A programmable two-qubit quantum processor in silicon

Research paper by T. F. Watson, S. G. J. Philips, E. Kawakami, D. R. Ward, P. Scarlino, M. Veldhorst, D. E. Savage, M. G. Lagally, Mark Friesen, S. N. Coppersmith, M. A. Eriksson, L. M. K. Vandersypen

Indexed on: 14 Aug '17Published on: 14 Aug '17Published in: arXiv - Physics - Mesoscopic Systems and Quantum Hall Effect


With qubit measurement and control fidelities above the threshold of fault-tolerance, much attention is moving towards the daunting task of scaling up the number of physical qubits to the large numbers needed for fault tolerant quantum computing.

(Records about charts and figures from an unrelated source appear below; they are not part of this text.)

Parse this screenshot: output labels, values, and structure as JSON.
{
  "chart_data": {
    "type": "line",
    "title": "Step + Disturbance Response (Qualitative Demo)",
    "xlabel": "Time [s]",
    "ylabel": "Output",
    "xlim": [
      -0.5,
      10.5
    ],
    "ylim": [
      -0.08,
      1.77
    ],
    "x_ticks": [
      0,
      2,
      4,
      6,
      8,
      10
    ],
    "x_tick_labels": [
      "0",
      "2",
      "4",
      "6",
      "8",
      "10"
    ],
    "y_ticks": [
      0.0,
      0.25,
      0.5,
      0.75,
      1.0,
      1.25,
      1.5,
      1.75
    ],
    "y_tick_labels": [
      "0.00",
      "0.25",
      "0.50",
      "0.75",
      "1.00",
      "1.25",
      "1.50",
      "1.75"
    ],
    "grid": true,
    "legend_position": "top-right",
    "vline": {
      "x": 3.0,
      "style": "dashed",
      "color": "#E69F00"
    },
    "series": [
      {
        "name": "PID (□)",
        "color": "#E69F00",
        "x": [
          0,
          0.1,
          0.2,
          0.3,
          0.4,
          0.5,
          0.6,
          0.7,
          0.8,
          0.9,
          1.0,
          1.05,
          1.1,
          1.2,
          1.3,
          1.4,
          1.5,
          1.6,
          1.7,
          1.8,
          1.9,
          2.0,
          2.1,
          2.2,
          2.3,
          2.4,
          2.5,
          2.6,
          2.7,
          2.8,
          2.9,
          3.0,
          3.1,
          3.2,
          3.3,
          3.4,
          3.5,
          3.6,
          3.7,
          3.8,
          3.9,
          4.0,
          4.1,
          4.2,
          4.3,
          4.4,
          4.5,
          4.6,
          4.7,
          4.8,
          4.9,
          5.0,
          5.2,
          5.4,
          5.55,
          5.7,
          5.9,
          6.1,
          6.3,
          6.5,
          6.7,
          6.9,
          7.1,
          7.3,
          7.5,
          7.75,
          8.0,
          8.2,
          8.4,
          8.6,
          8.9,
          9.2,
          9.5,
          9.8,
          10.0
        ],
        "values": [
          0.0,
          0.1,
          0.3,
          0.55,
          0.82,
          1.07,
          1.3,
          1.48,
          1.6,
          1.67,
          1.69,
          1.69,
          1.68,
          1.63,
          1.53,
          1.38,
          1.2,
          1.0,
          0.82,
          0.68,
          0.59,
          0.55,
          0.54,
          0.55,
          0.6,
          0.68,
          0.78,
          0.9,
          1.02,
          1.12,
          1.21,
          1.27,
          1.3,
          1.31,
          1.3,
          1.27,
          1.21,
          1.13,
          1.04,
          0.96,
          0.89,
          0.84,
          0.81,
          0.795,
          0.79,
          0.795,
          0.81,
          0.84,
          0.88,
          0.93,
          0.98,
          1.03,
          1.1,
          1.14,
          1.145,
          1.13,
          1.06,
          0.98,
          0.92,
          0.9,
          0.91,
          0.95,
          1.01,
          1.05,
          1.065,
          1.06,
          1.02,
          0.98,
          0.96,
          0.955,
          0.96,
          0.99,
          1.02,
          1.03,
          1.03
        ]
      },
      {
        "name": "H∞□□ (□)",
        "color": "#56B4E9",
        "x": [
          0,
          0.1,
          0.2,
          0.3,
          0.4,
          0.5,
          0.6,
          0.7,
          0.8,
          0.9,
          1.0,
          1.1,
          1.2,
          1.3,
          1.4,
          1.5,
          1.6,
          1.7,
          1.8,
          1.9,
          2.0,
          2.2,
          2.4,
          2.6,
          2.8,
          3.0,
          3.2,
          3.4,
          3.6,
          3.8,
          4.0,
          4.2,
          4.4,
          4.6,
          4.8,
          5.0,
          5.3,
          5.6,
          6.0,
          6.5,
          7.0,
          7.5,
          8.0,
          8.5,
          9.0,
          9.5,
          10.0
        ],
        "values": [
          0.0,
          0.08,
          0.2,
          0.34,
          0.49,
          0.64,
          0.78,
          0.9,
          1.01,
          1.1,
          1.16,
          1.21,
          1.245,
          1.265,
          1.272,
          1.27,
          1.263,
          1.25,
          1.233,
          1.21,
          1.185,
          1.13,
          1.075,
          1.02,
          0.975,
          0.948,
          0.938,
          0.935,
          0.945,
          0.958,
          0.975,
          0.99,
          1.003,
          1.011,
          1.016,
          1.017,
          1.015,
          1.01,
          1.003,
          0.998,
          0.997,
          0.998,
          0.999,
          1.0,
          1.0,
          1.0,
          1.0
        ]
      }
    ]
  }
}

Here, quantum dot based spin qubits may offer significant advantages due to their potential for high densities, all-electrical operation, and integration onto an industrial platform. In this system, the initialisation, readout, single- and two-qubit gates have been demonstrated in various qubit representations. However, as seen with other small scale quantum computer demonstrations, combining these elements leads to new challenges involving qubit crosstalk, state leakage, calibration, and control hardware which provide invaluable insight towards scaling up. Here we address these challenges and demonstrate a programmable two-qubit quantum processor in silicon by performing both the Deutsch-Josza and the Grover search algorithms. In addition, we characterise the entanglement in our processor through quantum state tomography of Bell states measuring state fidelities between 85-89% and concurrences between 73-80%. These results pave the way for larger scale quantum computers using spins confined to quantum dots.